Chiral Magic-Angle Twisted Bilayer Graphene in a Magnetic Field: Landau Level Correspondence, Exact Wavefunctions and Fractional Chern Insulators

TL;DR

This paper demonstrates that flat bands in chiral twisted bilayer graphene remain exactly flat under a magnetic field, enabling analysis of fractional Chern insulators and revealing a topological phase transition at one flux quantum per unit cell.

Contribution

It provides an exact mapping between the flat bands and Landau level wavefunctions, revealing a topological phase transition and enabling study of fractional Chern insulators in this system.

Findings

Flat bands remain exactly flat in a magnetic field.

An exact mapping to Landau level wavefunctions is established.

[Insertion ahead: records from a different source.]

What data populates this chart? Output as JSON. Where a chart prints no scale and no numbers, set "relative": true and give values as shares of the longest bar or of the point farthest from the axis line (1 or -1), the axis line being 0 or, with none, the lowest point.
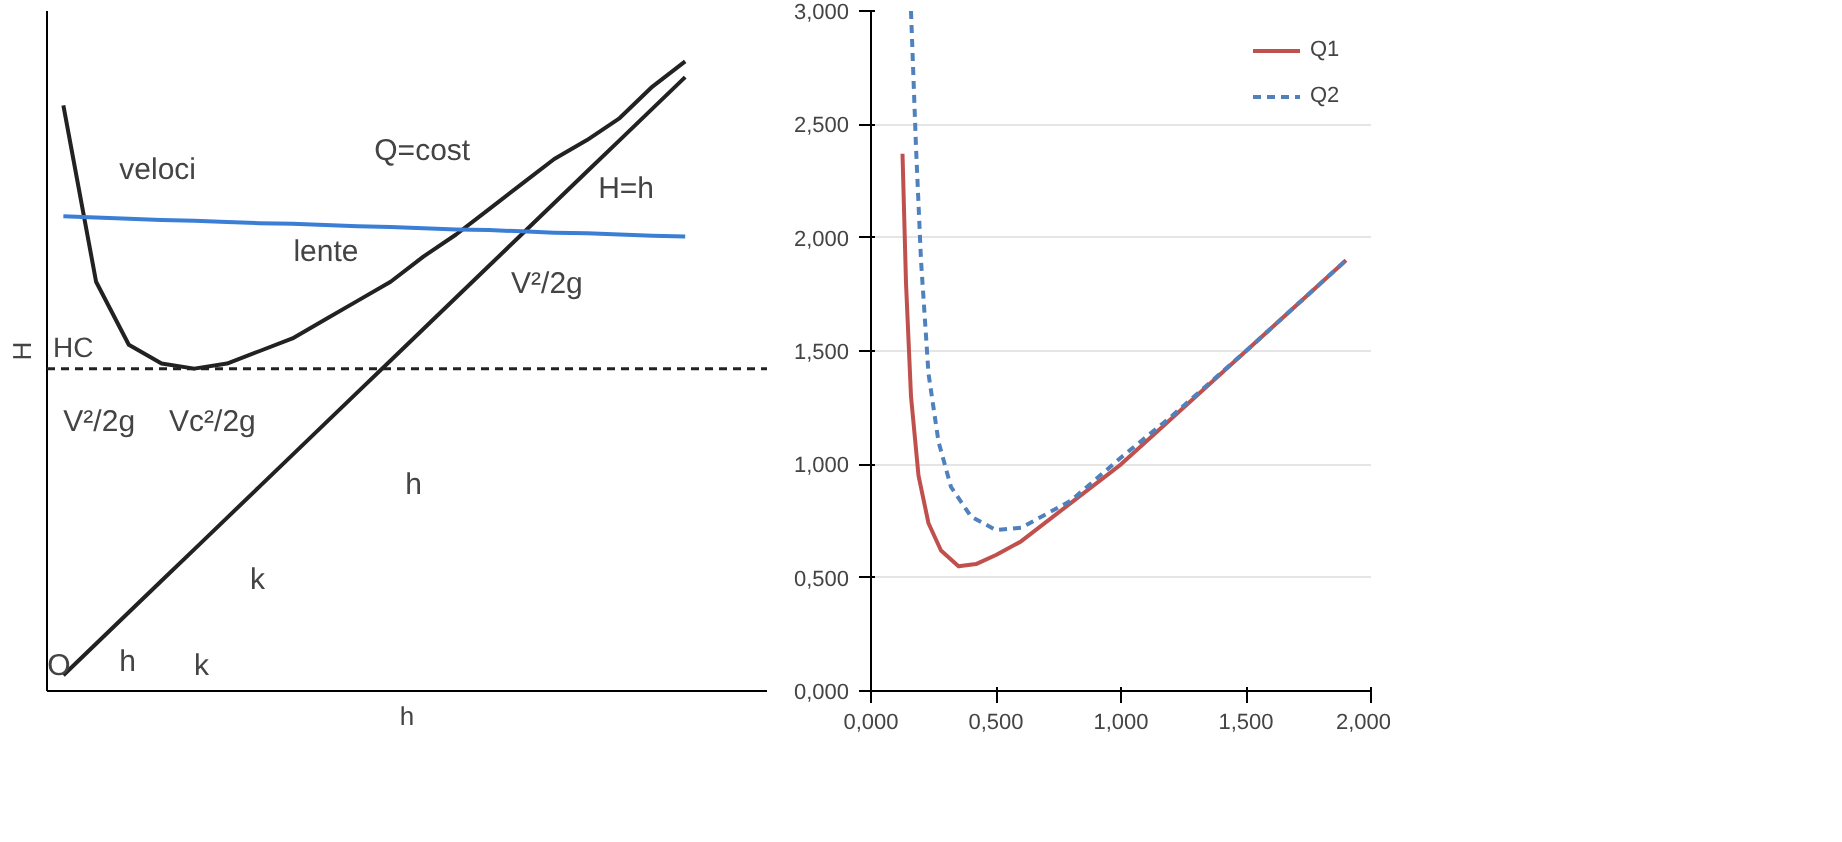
{
  "chart_data": [
    {
      "type": "line",
      "relative": true,
      "xlabel": "h",
      "ylabel": "H",
      "categories": [
        null,
        null,
        null,
        null,
        null,
        null,
        null,
        null,
        null,
        null,
        null,
        null,
        null,
        null,
        null,
        null,
        null,
        null,
        null,
        null
      ],
      "series": [
        {
          "color": "#222222",
          "values": [
            0.93,
            0.65,
            0.55,
            0.52,
            0.512,
            0.52,
            0.54,
            0.56,
            0.59,
            0.62,
            0.65,
            0.69,
            0.725,
            0.765,
            0.805,
            0.845,
            0.875,
            0.91,
            0.96,
            1.0
          ]
        },
        {
          "color": "#222222",
          "values": [
            0.025,
            0.075,
            0.125,
            0.175,
            0.225,
            0.275,
            0.325,
            0.375,
            0.425,
            0.475,
            0.525,
            0.575,
            0.625,
            0.675,
            0.725,
            0.775,
            0.825,
            0.875,
            0.925,
            0.975
          ]
        },
        {
          "color": "#3a7fd5",
          "values": [
            0.754,
            0.752,
            0.75,
            0.748,
            0.747,
            0.745,
            0.743,
            0.742,
            0.74,
            0.738,
            0.737,
            0.735,
            0.733,
            0.732,
            0.73,
            0.728,
            0.727,
            0.725,
            0.723,
            0.722
          ]
        }
      ],
      "ref_lines": [
        {
          "axis": "y",
          "value": 0.512,
          "label": "HC",
          "line_style": "dashed",
          "color": "#222222"
        }
      ],
      "annotations": [
        "veloci",
        "lente",
        "Q=cost",
        "H=h",
        "V²/2g",
        "Vc²/2g",
        "V²/2g",
        "h",
        "h",
        "k",
        "O",
        "k"
      ]
    },
    {
      "type": "line",
      "xlim": [
        0,
        2
      ],
      "ylim": [
        0,
        3
      ],
      "grid": "y",
      "legend": "top right",
      "xticks": [
        {
          "value": 0,
          "label": "0,000"
        },
        {
          "value": 0.5,
          "label": "0,500"
        },
        {
          "value": 1,
          "label": "1,000"
        },
        {
          "value": 1.5,
          "label": "1,500"
        },
        {
          "value": 2,
          "label": "2,000"
        }
      ],
      "yticks": [
        {
          "value": 0,
          "label": "0,000"
        },
        {
          "value": 0.5,
          "label": "0,500"
        },
        {
          "value": 1,
          "label": "1,000"
        },
        {
          "value": 1.5,
          "label": "1,500"
        },
        {
          "value": 2,
          "label": "2,000"
        },
        {
          "value": 2.5,
          "label": "2,500"
        },
        {
          "value": 3,
          "label": "3,000"
        }
      ],
      "series": [
        {
          "name": "Q1",
          "color": "#c0504d",
          "line_style": "solid",
          "x": [
            0.126,
            0.14,
            0.16,
            0.19,
            0.23,
            0.28,
            0.35,
            0.42,
            0.5,
            0.6,
            0.8,
            1.0,
            1.2,
            1.5,
            1.9
          ],
          "values": [
            2.37,
            1.8,
            1.3,
            0.95,
            0.74,
            0.62,
            0.55,
            0.56,
            0.6,
            0.66,
            0.83,
            1.0,
            1.2,
            1.5,
            1.9
          ]
        },
        {
          "name": "Q2",
          "color": "#4f81bd",
          "line_style": "dashed",
          "x": [
            0.16,
            0.18,
            0.2,
            0.23,
            0.27,
            0.32,
            0.4,
            0.5,
            0.6,
            0.8,
            1.0,
            1.2,
            1.5,
            1.9
          ],
          "values": [
            3.0,
            2.4,
            1.9,
            1.4,
            1.1,
            0.9,
            0.77,
            0.71,
            0.72,
            0.84,
            1.03,
            1.21,
            1.5,
            1.9
          ]
        }
      ]
    }
  ]
}
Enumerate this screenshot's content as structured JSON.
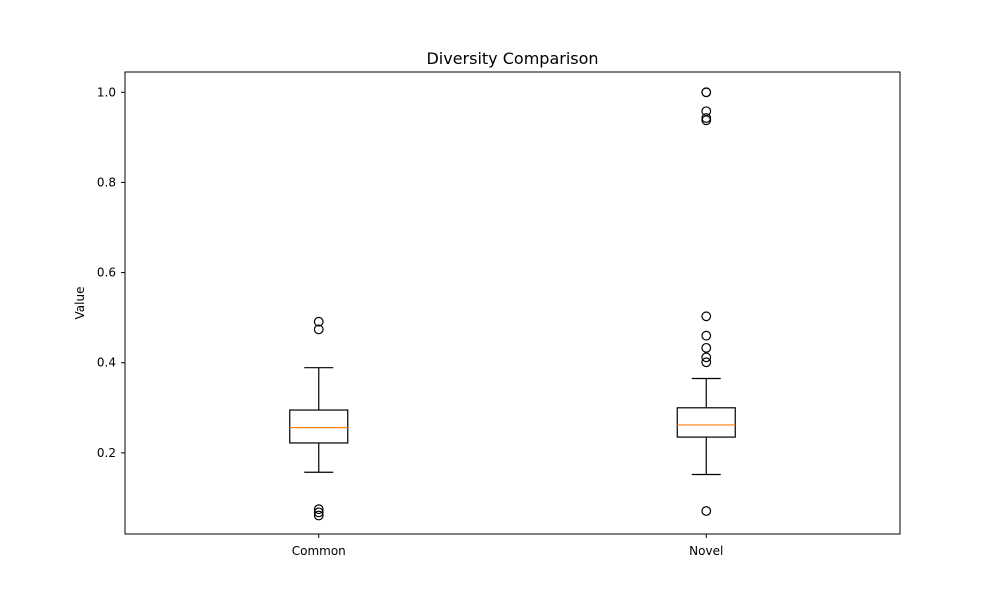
{
  "chart_data": {
    "type": "box",
    "title": "Diversity Comparison",
    "xlabel": "",
    "ylabel": "Value",
    "ylim": [
      0.02,
      1.045
    ],
    "yticks": [
      0.2,
      0.4,
      0.6,
      0.8,
      1.0
    ],
    "ytick_labels": [
      "0.2",
      "0.4",
      "0.6",
      "0.8",
      "1.0"
    ],
    "categories": [
      "Common",
      "Novel"
    ],
    "grid": false,
    "colors": {
      "box": "#000000",
      "median": "#ff7f0e",
      "background": "#ffffff"
    },
    "boxes": [
      {
        "label": "Common",
        "whisker_low": 0.157,
        "q1": 0.222,
        "median": 0.256,
        "q3": 0.295,
        "whisker_high": 0.389,
        "outliers": [
          0.061,
          0.068,
          0.075,
          0.474,
          0.491
        ]
      },
      {
        "label": "Novel",
        "whisker_low": 0.152,
        "q1": 0.235,
        "median": 0.262,
        "q3": 0.3,
        "whisker_high": 0.365,
        "outliers": [
          0.071,
          0.401,
          0.412,
          0.433,
          0.46,
          0.503,
          0.938,
          0.943,
          0.958,
          1.0,
          1.0
        ]
      }
    ]
  }
}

A topological phase transition occurs at one flux quantum per unit cell.

Abstract

We show that the flat bands in the chiral model of magic-angle twisted bilayer graphene remain exactly flat in the presence of a perpendicular magnetic field. This is shown by an exact mapping between the model and the lowest Landau level wavefunctions at an effective magnetic field, in which the external field is either augmented or reduced by one flux quantum per unit cell. When the external field reaches one flux quantum per unit cell, the model exhibits a topological phase transition. These findings allow us to analyze a Jain-series of Fractional Chern Insulators states in the exactly flat band, and to point out an unconventional dependence of the energy gap on the magnetic field.